After running gmx pdb2gmx with the flags -ter and choosing to cap with NHTOID for N terminus and CT2 for C terminus, it gives the error:
“Fatal error: Atom H1 in residue NTE 1 was not found in rtp entry NTE with 35 atoms while sorting atoms. For a hydrogen, this can be a different protonation state, or it might have had a different number in the PDB file and was rebuilt (it might for instance have been H3, and we only expected H1 & H2).
Note that hydrogens might have been added to the entry for the N-terminus. Remove this hydrogen or choose a different protonation state to solve it.
Option -ignh will ignore all hydrogens in the input.”

So it recognized HT1 as H1. Then I changed he HT1 and HT2 in NTE into HT3 and HT4. pdb2gmx returned the error that “Atom H3 in residue NTE 1 was not found”. Finally, I changed the two names into HT5 and HT4, it worked!
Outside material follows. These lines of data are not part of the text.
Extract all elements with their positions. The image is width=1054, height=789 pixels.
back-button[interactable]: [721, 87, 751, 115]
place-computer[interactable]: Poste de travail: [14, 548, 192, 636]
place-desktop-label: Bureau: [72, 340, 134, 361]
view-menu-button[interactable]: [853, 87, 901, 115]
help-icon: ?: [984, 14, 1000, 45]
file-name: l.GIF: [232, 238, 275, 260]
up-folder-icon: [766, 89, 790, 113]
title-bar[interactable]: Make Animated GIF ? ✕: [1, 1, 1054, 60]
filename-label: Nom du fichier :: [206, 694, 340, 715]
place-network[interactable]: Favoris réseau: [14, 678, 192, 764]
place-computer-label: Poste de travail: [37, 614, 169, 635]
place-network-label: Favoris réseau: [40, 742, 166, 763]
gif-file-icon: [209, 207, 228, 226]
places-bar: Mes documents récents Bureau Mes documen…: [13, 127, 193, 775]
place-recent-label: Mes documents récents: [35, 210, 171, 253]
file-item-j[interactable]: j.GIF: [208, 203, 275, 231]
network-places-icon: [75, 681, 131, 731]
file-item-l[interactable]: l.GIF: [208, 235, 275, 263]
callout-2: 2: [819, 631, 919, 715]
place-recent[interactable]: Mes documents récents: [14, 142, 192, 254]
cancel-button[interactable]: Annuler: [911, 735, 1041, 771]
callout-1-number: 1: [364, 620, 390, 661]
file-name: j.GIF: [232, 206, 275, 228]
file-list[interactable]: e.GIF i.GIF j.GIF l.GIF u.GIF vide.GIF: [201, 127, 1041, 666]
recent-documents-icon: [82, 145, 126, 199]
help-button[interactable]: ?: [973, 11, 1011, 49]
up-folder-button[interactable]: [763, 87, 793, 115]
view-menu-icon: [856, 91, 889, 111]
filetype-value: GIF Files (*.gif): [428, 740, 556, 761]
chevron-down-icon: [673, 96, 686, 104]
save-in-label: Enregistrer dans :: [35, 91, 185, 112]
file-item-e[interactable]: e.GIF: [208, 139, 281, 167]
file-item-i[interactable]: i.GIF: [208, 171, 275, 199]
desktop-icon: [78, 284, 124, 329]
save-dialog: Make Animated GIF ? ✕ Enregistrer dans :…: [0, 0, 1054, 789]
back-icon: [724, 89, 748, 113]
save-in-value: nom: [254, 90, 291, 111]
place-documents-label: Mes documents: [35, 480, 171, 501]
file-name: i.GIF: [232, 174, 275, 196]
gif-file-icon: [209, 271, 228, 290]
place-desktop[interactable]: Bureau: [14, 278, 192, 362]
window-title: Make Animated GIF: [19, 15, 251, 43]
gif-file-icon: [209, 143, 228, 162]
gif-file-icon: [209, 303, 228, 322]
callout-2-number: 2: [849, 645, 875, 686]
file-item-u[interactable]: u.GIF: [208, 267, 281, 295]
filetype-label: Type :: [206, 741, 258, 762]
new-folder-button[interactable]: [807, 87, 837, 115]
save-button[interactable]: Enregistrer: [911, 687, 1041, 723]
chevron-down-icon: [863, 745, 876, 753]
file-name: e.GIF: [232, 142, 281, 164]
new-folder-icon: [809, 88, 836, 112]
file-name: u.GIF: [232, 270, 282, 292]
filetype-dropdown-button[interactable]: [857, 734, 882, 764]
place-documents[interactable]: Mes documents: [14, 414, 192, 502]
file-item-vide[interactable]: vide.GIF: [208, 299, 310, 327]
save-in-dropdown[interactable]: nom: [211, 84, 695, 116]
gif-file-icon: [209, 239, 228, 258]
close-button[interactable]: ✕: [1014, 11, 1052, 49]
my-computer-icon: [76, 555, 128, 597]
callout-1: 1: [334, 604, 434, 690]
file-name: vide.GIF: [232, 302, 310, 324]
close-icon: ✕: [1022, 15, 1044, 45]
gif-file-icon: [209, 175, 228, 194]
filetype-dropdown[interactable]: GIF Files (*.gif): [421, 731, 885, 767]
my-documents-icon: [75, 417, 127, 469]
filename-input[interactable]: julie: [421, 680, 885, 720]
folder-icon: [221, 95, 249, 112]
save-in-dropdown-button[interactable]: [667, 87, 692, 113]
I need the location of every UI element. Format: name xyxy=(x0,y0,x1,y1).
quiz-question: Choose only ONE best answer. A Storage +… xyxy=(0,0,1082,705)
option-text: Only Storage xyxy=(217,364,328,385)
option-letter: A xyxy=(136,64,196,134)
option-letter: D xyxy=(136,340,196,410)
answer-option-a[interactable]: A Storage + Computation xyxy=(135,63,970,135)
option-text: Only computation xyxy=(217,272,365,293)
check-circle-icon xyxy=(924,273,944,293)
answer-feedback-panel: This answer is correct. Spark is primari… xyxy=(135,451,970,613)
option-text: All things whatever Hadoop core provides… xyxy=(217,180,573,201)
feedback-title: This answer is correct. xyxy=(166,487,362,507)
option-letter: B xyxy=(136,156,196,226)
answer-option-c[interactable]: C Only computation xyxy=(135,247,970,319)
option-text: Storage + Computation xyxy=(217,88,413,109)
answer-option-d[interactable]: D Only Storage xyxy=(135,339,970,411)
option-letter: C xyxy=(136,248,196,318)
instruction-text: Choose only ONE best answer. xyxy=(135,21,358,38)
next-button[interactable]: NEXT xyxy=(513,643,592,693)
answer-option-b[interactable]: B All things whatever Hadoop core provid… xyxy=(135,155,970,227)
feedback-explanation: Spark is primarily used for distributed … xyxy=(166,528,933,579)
Then, I tried a small molecule: Dimethylformamide, of which the pdb is:
HEADER Ideal coordinates for PDB-CCD DMF
COMPND DMF
AUTHOR pdbccdutils 0.6
AUTHOR RDKit 2021.03.1
HETATM 1 CC DMF A 1 -0.721 0.000 1.696 1.00 20.00 C
HETATM 2 CT DMF A 1 1.461 0.000 0.402 1.00 20.00 C
HETATM 3 C DMF A 1 -0.691 0.000 -0.739 1.00 20.00 C
HETATM 4 O DMF A 1 -0.097 0.000 -1.797 1.00 20.00 O
HETATM 5 N DMF A 1 -0.003 0.000 0.419 1.00 20.00 N
HETATM 6 HC1 DMF A 1 -1.347 -0.890 1.761 1.00 20.00 H
HETATM 7 HC2 DMF A 1 -0.003 0.000 2.516 1.00 20.00 H
HETATM 8 HC3 DMF A 1 -1.346 0.890 1.761 1.00 20.00 H
HETATM 9 HT3 DMF A 1 1.812 0.000 -0.629 1.00 20.00 H
HETATM 10 HT4 DMF A 1 1.830 0.890 0.911 1.00 20.00 H
HETATM 11 HT5 DMF A 1 1.830 -0.890 0.911 1.00 20.00 H
HETATM 12 HA DMF A 1 -1.771 0.000 -0.727 1.00 20.00 H
END

Running with the original merged.rtp from the default charmm36-2021.2, no problem was presented, either using the atom names HT3 HT4 HT5 or using HT1 HT2 HT3 for 9-11 atoms.

Please help! It is really confusing that I have no clue. Appreciate your earliest help.

Xubo Luo

I suspect that HT1 HT2 and HT3 are reserved for the terminus capping, because I have found these in the tdb file:

; merged.c.tdb
[ CT2 ]
[ replace ]
C CC 12.011 0.55
O O 15.9994 -0.55
[ add ]
1 2 NT C CA N
NH2 14.0027 -0.62 -1
2 3 HT NT C CA
H 1.008 0.00 -1
[ replace ]
HT1 H 1.008 0.30 ; this one is trans to O
HT2 H 1.008 0.32 ; this one is cis to O
[ impropers ]
C NT CA O
C CA NT O
NT C HT1 HT2
NT C HT2 HT1

However, it is interesting that when I did DMF as mentioned before, it did not trigger any error.

This comes from xlateat.dat, which renames common atom names that may not be compliant, so in the case of an N-terminal residue, HT[123] become H[123]:

protein-nterm  HT1    H1
protein-nterm  HT2    H2
protein-nterm  HT3    H3

This will not affect all molecules, based on how xlateat.dat specifies the fact that it’s only for protein residues, and of those, only the N-terminal residue.